Cenas semelhantes repetiram-se logo de manhã em algumas rotundas de Dahye, no sul de Beirute, cujas estradas voltaram a estar repletas de veículos.
Uns transportavam colchões amarrados ao telhado, sinal do regresso dos deslocados, e outros circulavam em pequenas caravanas, tocando música e celebrando vivas, de acordo com o relato da agência espanhola EFE.
Ao regressar à sua aldeia de Zebqine, no sul, Hawraa Beizh, uma professora universitária, descobriu uma "enorme destruição", mas disse que estava decidida a instalar-se na casa da família.
"Porque é a nossa terra e vamos ficar lá", justificou à AFP.
A trégua de 60 dias entrou em vigor às 04h00 desta quarta-feira locais (02h00 em Lisboa), após mais de um ano de combates entre o grupo xiita pró-iranino e Israel.
Segundo as autoridades libanesas, mais de 3800 pessoas foram mortas no Líbano desde outubro de 2023, a maioria desde o final de setembro.
Do lado israelita, morreram 82 soldados e 47 civis em 13 meses, de acordo com as autoridades.
Apesar da trégua, o exército israelita alertou os residentes para não se aproximarem das posições onde permanece destacado ou das localidades das quais ordenou a evacuação.
O acordo prevê uma retirada gradual do Hezbollah e das tropas israelitas e o destacamento de dez mil efetivos das forças armadas libanesas ao longo da fronteira do sul do Líbano com o norte de Israel.
O Hezbollah abriu uma frente de apoio ao Hamas contra Israel no início da guerra em Gaza, desencadeada em 7 de outubro de 2023 pelo ataque sem precedentes do grupo extremista palestiniano em solo israelita.
Após meses de tiroteios transfronteiriços, Israel lançou uma campanha de bombardeamentos maciços contra o Hezbollah em 23 de setembro, a que se seguiu uma invasão terrestre do sul do Líbano.
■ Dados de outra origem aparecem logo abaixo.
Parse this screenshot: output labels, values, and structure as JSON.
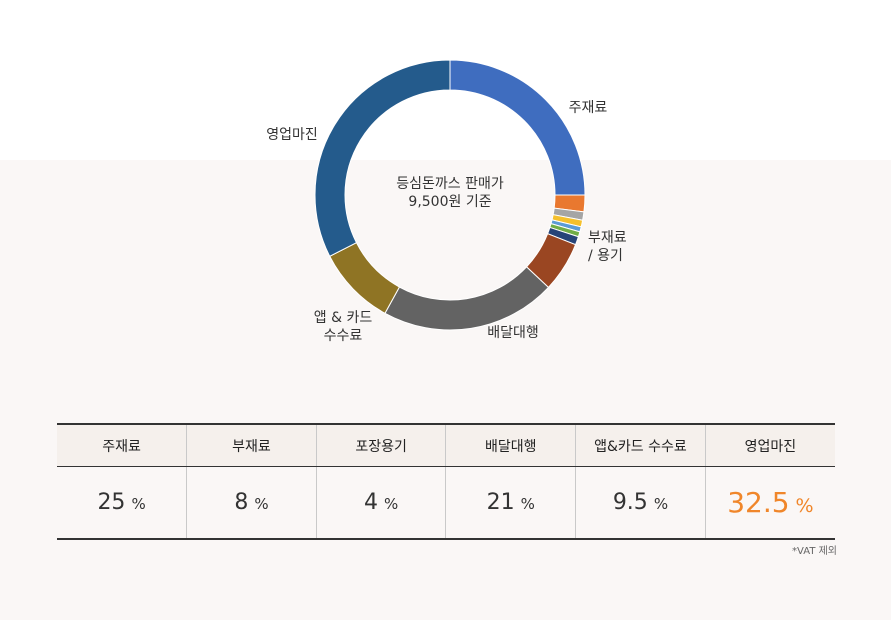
{
  "chart_data": {
    "type": "donut",
    "center_label": "등심돈까스 판매가\n9,500원 기준",
    "categories": [
      "주재료",
      null,
      null,
      null,
      null,
      null,
      null,
      "부재료\n/ 용기",
      "배달대행",
      "앱 & 카드\n수수료",
      "영업마진"
    ],
    "values": [
      25,
      2,
      1,
      0.8,
      0.6,
      0.6,
      1,
      6,
      21,
      9.5,
      32.5
    ],
    "colors": [
      "#3f6dbf",
      "#e9782f",
      "#a5a5a5",
      "#f5c02c",
      "#5b9bd5",
      "#70ad47",
      "#264478",
      "#9a4622",
      "#636363",
      "#8f7424",
      "#245b8c"
    ]
  },
  "table": {
    "header": [
      "주재료",
      "부재료",
      "포장용기",
      "배달대행",
      "앱&카드 수수료",
      "영업마진"
    ],
    "values": [
      25,
      8,
      4,
      21,
      9.5,
      32.5
    ],
    "unit": "%",
    "note": "*VAT 제외"
  }
}
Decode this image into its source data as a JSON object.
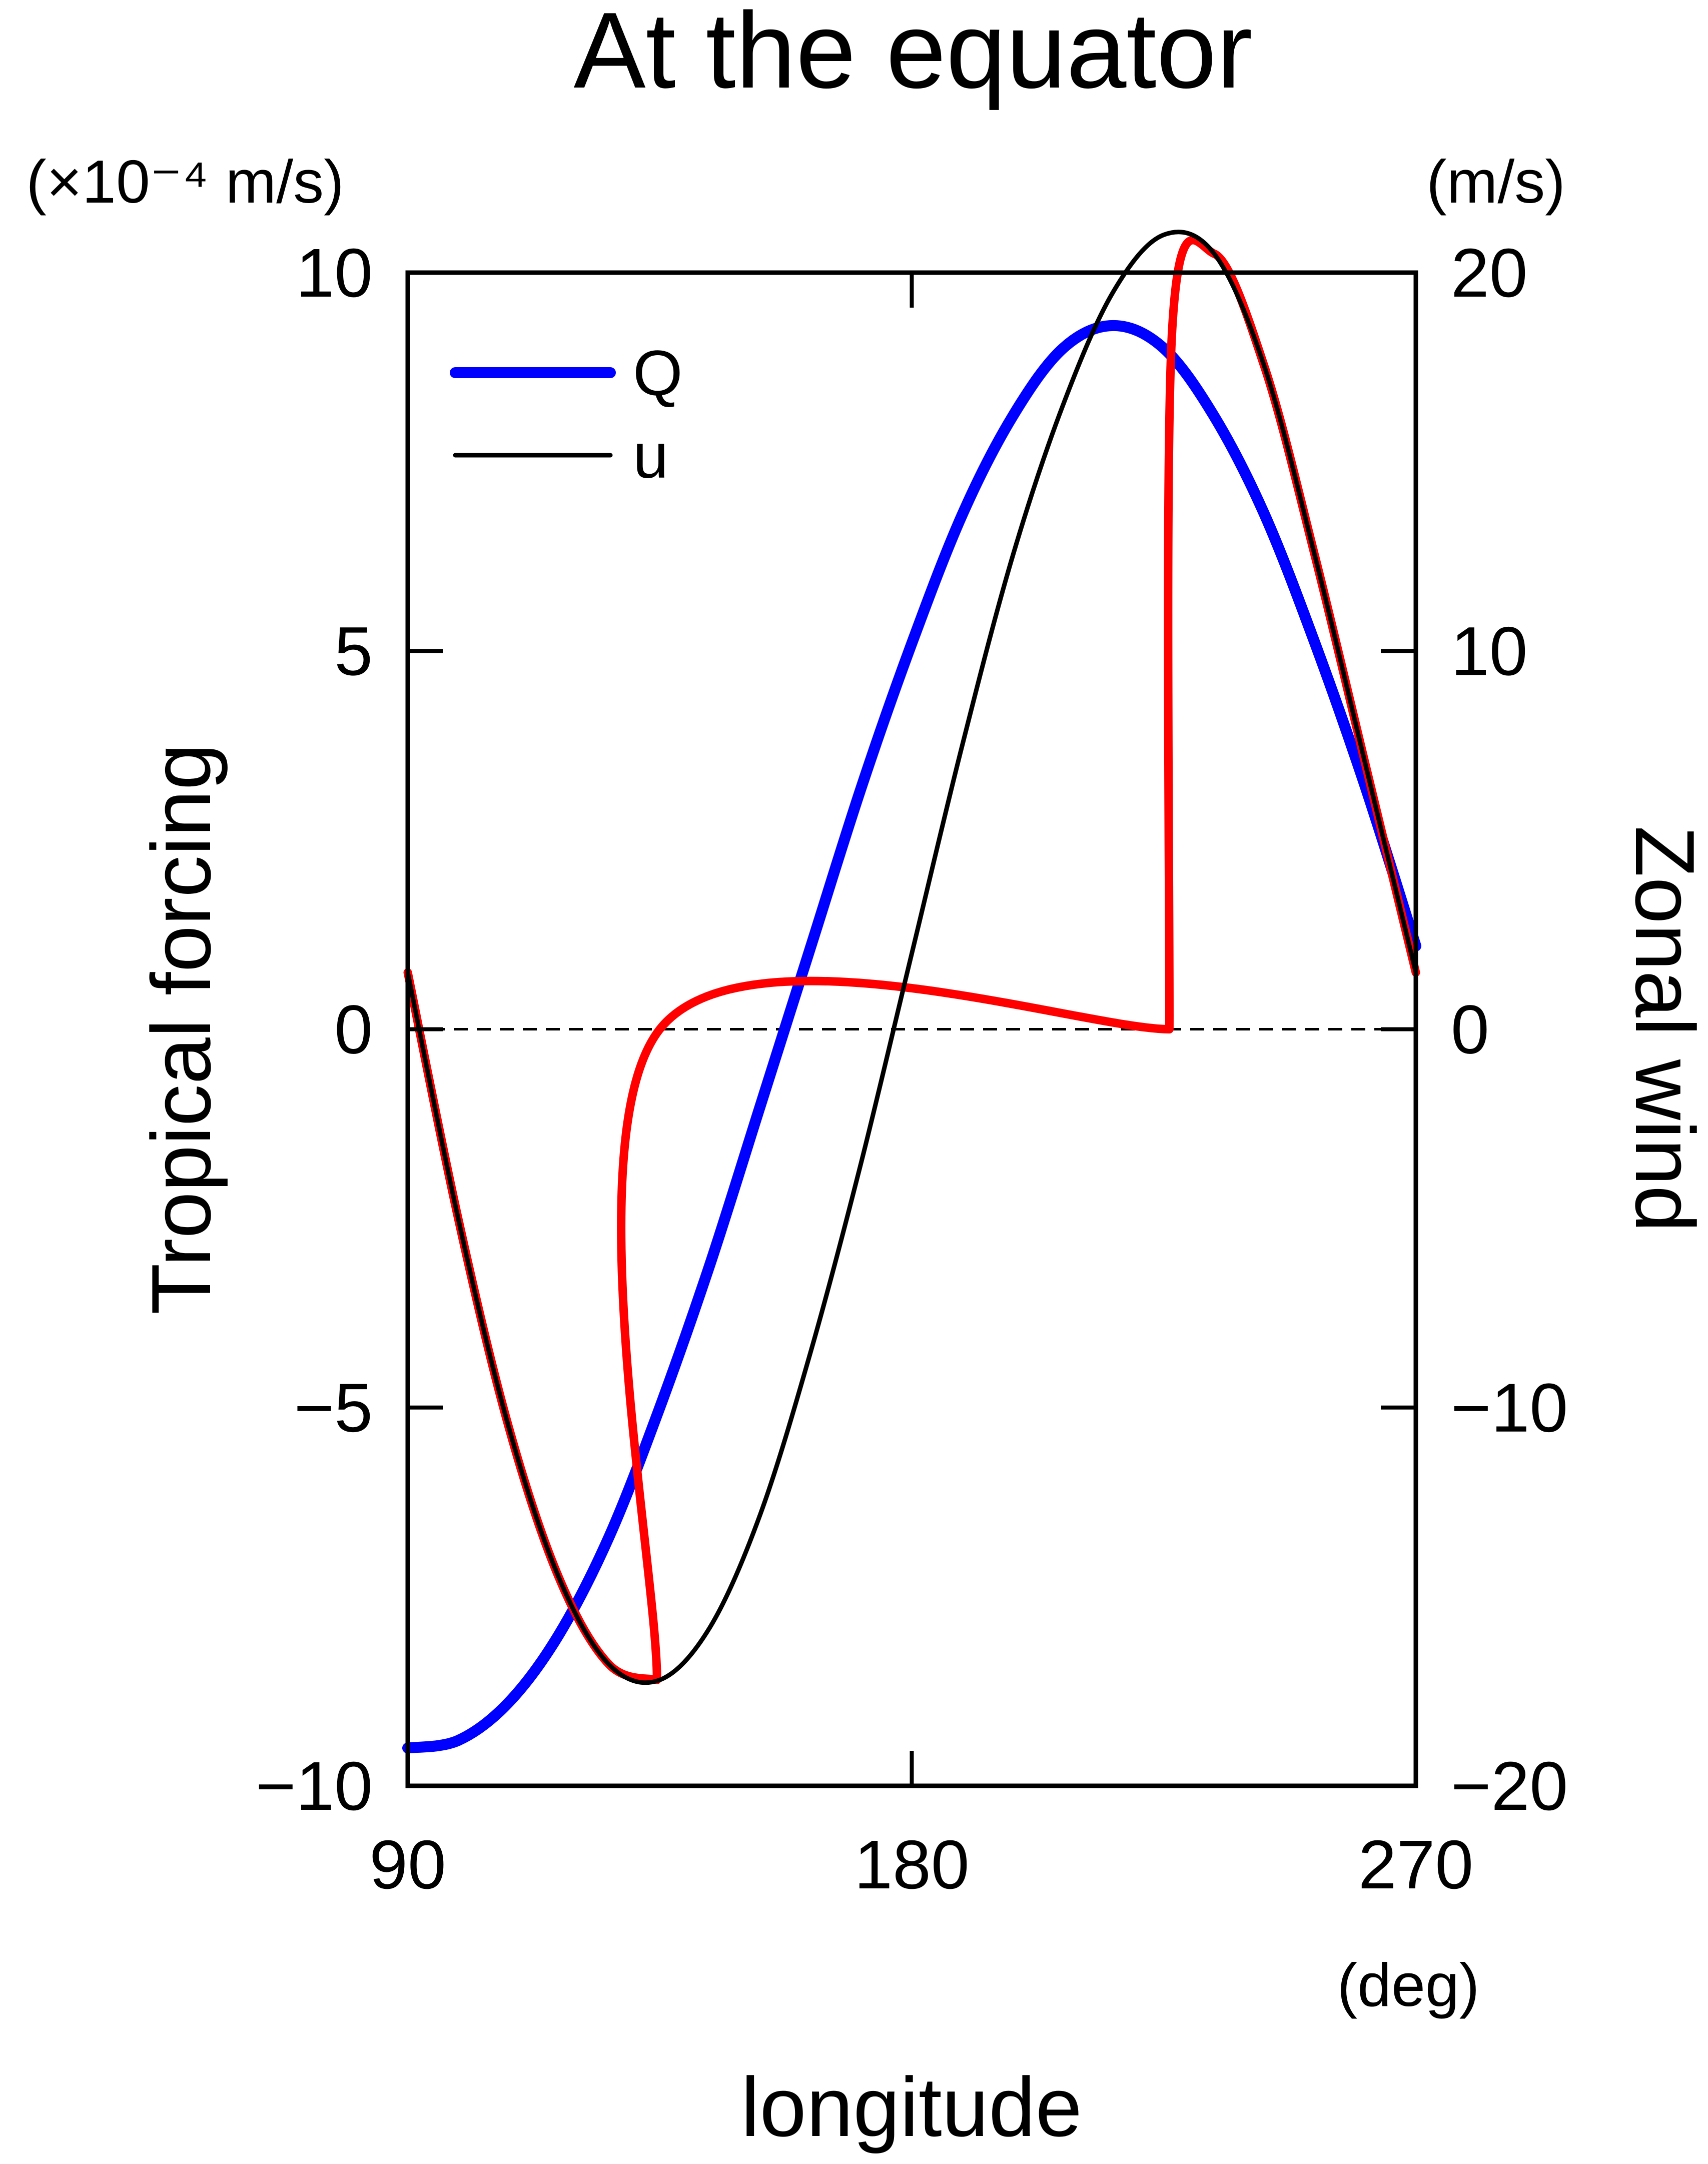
{
  "chart_data": {
    "type": "line",
    "title": "At the equator",
    "xlabel": "longitude",
    "xunit": "(deg)",
    "ylabel_left": "Tropical forcing",
    "yunit_left": "(×10⁻⁴ m/s)",
    "ylabel_right": "Zonal wind",
    "yunit_right": "(m/s)",
    "xlim": [
      90,
      270
    ],
    "ylim_left": [
      -10,
      10
    ],
    "ylim_right": [
      -20,
      20
    ],
    "x_ticks": [
      90,
      180,
      270
    ],
    "x_tick_labels": [
      "90",
      "180",
      "270"
    ],
    "y_ticks_left": [
      10,
      5,
      0,
      -5,
      -10
    ],
    "y_tick_labels_left": [
      "10",
      "5",
      "0",
      "−5",
      "−10"
    ],
    "y_ticks_right": [
      20,
      10,
      0,
      -10,
      -20
    ],
    "y_tick_labels_right": [
      "20",
      "10",
      "0",
      "−10",
      "−20"
    ],
    "zero_line": true,
    "legend": {
      "placement": "top-left",
      "entries": [
        "Q",
        "u"
      ]
    },
    "series": [
      {
        "name": "Q",
        "axis": "left",
        "color": "#0000ff",
        "x": [
          90,
          99,
          108,
          117,
          126,
          135,
          144,
          153,
          162,
          171,
          180,
          189,
          198,
          207,
          216,
          225,
          234,
          243,
          252,
          261,
          270
        ],
        "y": [
          -9.5,
          -9.4,
          -8.9,
          -8.0,
          -6.7,
          -5.0,
          -3.1,
          -1.0,
          1.1,
          3.2,
          5.1,
          6.8,
          8.1,
          9.0,
          9.3,
          9.0,
          8.1,
          6.8,
          5.1,
          3.2,
          1.1
        ]
      },
      {
        "name": "u",
        "axis": "right",
        "color": "#000000",
        "x": [
          90,
          99,
          108,
          117,
          126,
          135,
          144,
          153,
          162,
          171,
          180,
          189,
          198,
          207,
          216,
          225,
          234,
          243,
          252,
          261,
          270
        ],
        "y": [
          1.5,
          -5.0,
          -10.5,
          -14.5,
          -16.8,
          -17.2,
          -15.8,
          -12.8,
          -8.5,
          -3.5,
          2.0,
          7.5,
          12.5,
          16.5,
          19.5,
          21.0,
          20.5,
          17.5,
          12.5,
          7.0,
          1.5
        ]
      },
      {
        "axis": "right",
        "color": "#ff0000",
        "x": [
          90,
          99,
          108,
          117,
          126,
          134.5,
          135,
          226,
          226.5,
          234,
          243,
          252,
          261,
          270
        ],
        "y": [
          1.5,
          -5.0,
          -10.5,
          -14.5,
          -16.8,
          -17.2,
          0,
          0,
          18.5,
          20.5,
          17.5,
          12.5,
          7.0,
          1.5
        ]
      }
    ]
  }
}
O diretor-geral dos Médicos Sem Fronteiras Portugal, João Antunes, descreveu esta situação, em declarações à TSF, como "preocupante" e "caótica", "após ver aquilo que aconteceu em Gaza e que se poderá repetir no Líbano".
A trégua iniciada esta quarta-feira trouxe alívio ao país mediterrânico, embora muitos se questionassem se o acordo será cumprido.
Entre os libaneses que esperam regressar a casa estão milhares que fugiram da guerra para a vizinha Síria.
Famílias com pertences embalados à pressa atravessaram esta quarta-feira, sob fortes chuvas, da Síria para o leste do Líbano, segundo a agência norte-americana AP.
A estrada, fortemente danificada pelos ataques aéreos israelitas, estava em reparação.
Mariam Mawla, de Bazouria, no sul do Líbano, estava entusiasmada por regressar a casa após dois meses na capital síria, Damasco.
Enquanto esperava no trânsito, disse à AP que esperava encontrar a casa intacta.
"Ouvi dizer que pode haver alguns danos, mas, independentemente do que aconteça, agradecemos a Deus por estarmos a regressar a casa", afirmou.
O cessar-fogo marca o primeiro grande passo para pôr fim à agitação regional desencadeada pelo ataque do Hamas a Israel, que causou cerca de 1.200 mortos e duas centenas de reféns, segundo as autoridades israelitas.
No entanto, não se aplica à guerra em Gaza, onde a ofensiva israelita provocou a morte a quase 44.300 pessoas desde outubro de 2023, segundo dados do Ministério da Saúde do Hamas, considerados fiáveis pela ONU.